Describing the 2022 nationwide protests as transformative, Pahlavi said, “The last uprising was already a revolution” and an “authentic reaction against the oppression.”

In its crackdown on these protests, Iranian security forces killed at least 550 protestors, including children, and imprisoned over 20,000 people.

Pahlavi emphasized that the Iranian state is “weaker than ever,” with Supreme Leader Ali Khamenei, who represents the system, rejected by at least 80% of Iranian society.

In the extensive interview with foreign correspondent Susanne Koelbl, Pahlavi was also asked why the various factions of the exiled Iranian opposition have failed to agree on a common approach and with whom he cooperates.

Pahlavi, seemingly avoiding the second part of the question, stated that when he “appears with representatives of the opposition, as recently at Georgetown University in Washington,” he views it as “symbolic cooperation.” He emphasized that the “great unity in Iran and a common vision” are “more important” to him.

Earlier this month, Pahlavi had noted that extreme factions of the right and the left within the opposition to the regime are preventing unity.

Pahlavi reiterated his call for Western governments to maximize support for dissidents and activists in Iran while increasing international pressure on the regime through sanctions.

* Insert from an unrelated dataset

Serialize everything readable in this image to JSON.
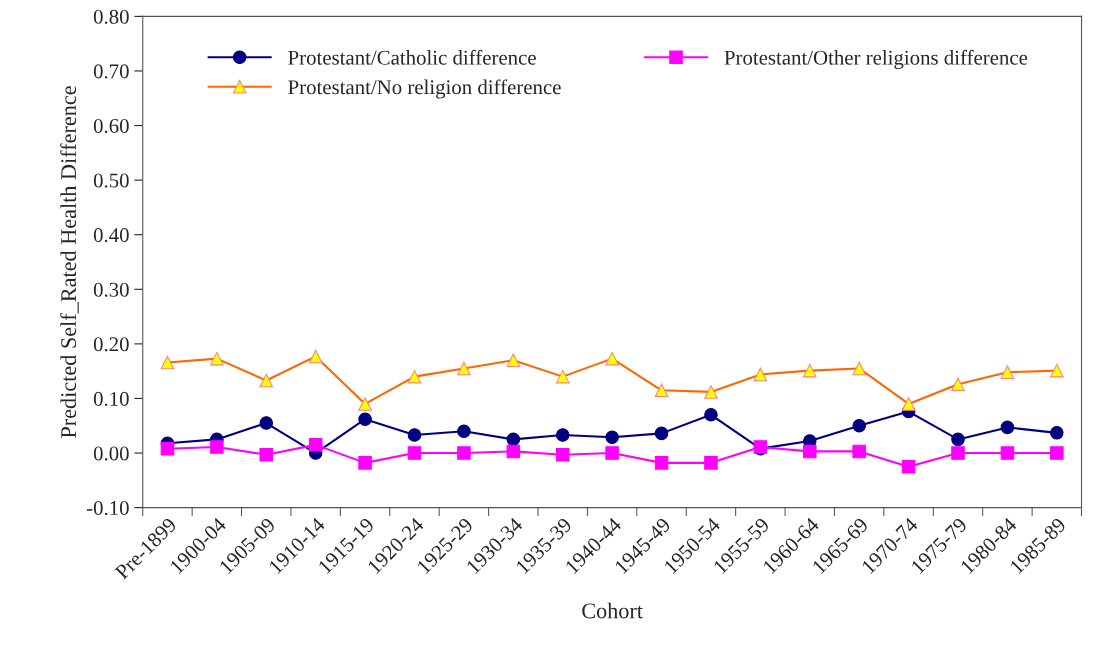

He also reaffirmed his support for listing the IRGC as a terrorist entity.

Discussing the aftermath of a potential revolution in Iran, he advocated for a general amnesty for a peaceful transition, ensuring accountability for certain individuals.

When asked whether he wanted to offer “opportunities” to potential defectors, Pahlavi emphasized his goal to “lose as few lives as possible in the process.” To achieve this, he argued that the resistance of those holding weapons must be minimized.

“If the rulers try to commit a genocide at the last minute, the Iranian security forces must become a shield for the population,” he said.

Pahlavi Distances Himself From Father’s Legacy

Pahlavi noted that there are clear signs indicating that many Iranians have revised their previous stance on the monarchy's legacy and that younger generations desire change, despite the decades of Islamic indoctrination they have faced since 1979.

When the interviewer confronted Pahlavi about his views on the violence perpetrated by Savak, the secret police and intelligence service of Iran during the reign of his father, Mohammad Reza Shah Pahlavi, Pahlavi acknowledged that while there is legitimate criticism of Savak, there is also a “disproportionate exaggeration of facts, especially from radical Islamists and Marxists.”

“They had an interest in discrediting the government, which was largely pro-Western and did not align with their ideologies. Historians should work this out,” he said.

When the interviewer insisted that much is already known about Savak's actions, Pahlavi distanced himself from his father's legacy, emphasizing his own plans and vision, and asserting that he should be judged based on his own proposals and actions.

“I am not my father. I have my own plans, my own vision, and I should be judged by what I propose,” Pahlavi said.

Pahlavi had previously supported certain policies of his father, highlighting that among those detained by Savak was Iran’s current Supreme Leader, Ali Khamenei.